The BOLA vulnerability existed partly because there was no automated check for authorization logic during code review. Adding a rule that flagged missing authorization decorators in the application framework caught three similar issues in the six weeks following the engagement — before they reached production.
DAST tooling was integrated into staging environment testing. Dependency scanning was added to the build pipeline. These are not substitutes for a proper penetration test, but they compress the window between vulnerability introduction and detection from months to days.

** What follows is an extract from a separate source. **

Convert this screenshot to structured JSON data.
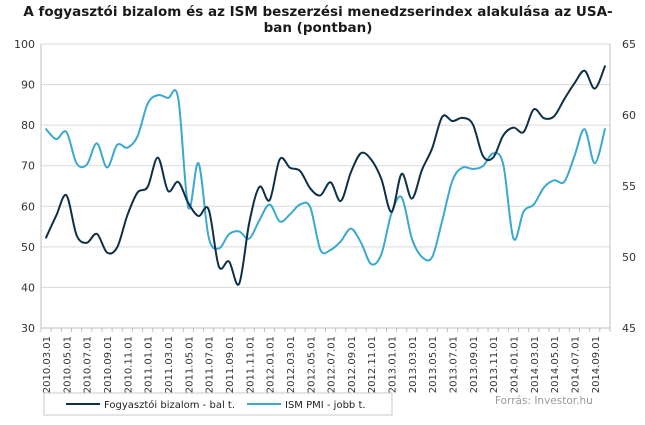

For teams exploring different security testing approaches and methodologies, the post-engagement integration phase is where the long-term value is built. The penetration test finds the debt. The pipeline changes prevent future debt from accumulating.
How to Apply These Lessons to Your Own VAPT Engagement?
Before the Test — Preparing for Maximum Remediation Value
Organizations that get the most value from security testing do three things before the testers arrive:
Build an asset inventory. The biggest finding in this engagement, the misconfigured dev environment, which existed because it wasn't in anyone's asset register. Know what you have before someone else discovers it.
Assign remediation owners by category. Before the report lands, decide who owns infrastructure findings, who owns application findings, and who owns cloud configuration findings. The moment of report delivery is the wrong time to start that conversation.
Set internal SLAs by risk tier. Decide in advance what "critical" means to your organization and how fast you will respond. A policy that pre authorizes emergency sprints for Tier 0 findings removes the approval bottleneck that kills remediation velocity.
After the Report — Running an Effective Remediation Program
Read the VAPT report as a risk roadmap, not a findings list. The question is never "how many vulnerabilities were found?" The question is "which of these, if exploited, would cause the most damage, and how fast can we close them?"
Translate findings into business language before presenting to leadership. Budget decisions are made by people who think in terms of patient trust, regulatory fines, and operational continuity, not CVSS scores.
Schedule the retest before the remediation sprint starts. Knowing a verification date is coming creates accountability in the development team. Fixes that can't be verified by a specific date don't count.
Track remediation rate by tier, not by total count. A team that closes 90% of low-severity findings while leaving three Tier 0 issues open has a worse security posture than a team with a lower overall closure rate but 100% Tier 0 completion.
Conclusion
Real-world vulnerability remediation is less about tools and more about decisions, what to fix first, who owns it, how to verify it, and how to stop the same class of issue from reappearing.
This engagement succeeded not because the penetration test was unusually thorough, but because the organization built a remediation process before the report arrived, maintained executive sponsorship through the hard trade off conversations, and verified fixes rather than trusting developer attestation alone.
Three principles separated this outcome from the typical VAPT report that sits unread: composite risk prioritization instead of CVSS first sorting, cross-team ownership with documented accountability, and a retest that caught four incomplete fixes before an attacker could find them.
Security testing is the starting point. Remediation is the work. The organizations that treat penetration testing as continuous, not annual, not compliance-driven, but genuinely integrated into how software is built and infrastructure is managed, are the ones that measurably reduce risk over time.
The question for any security leader reading this is not whether to run a VAPT. It is whether your organization has the structure to do something useful with what it finds.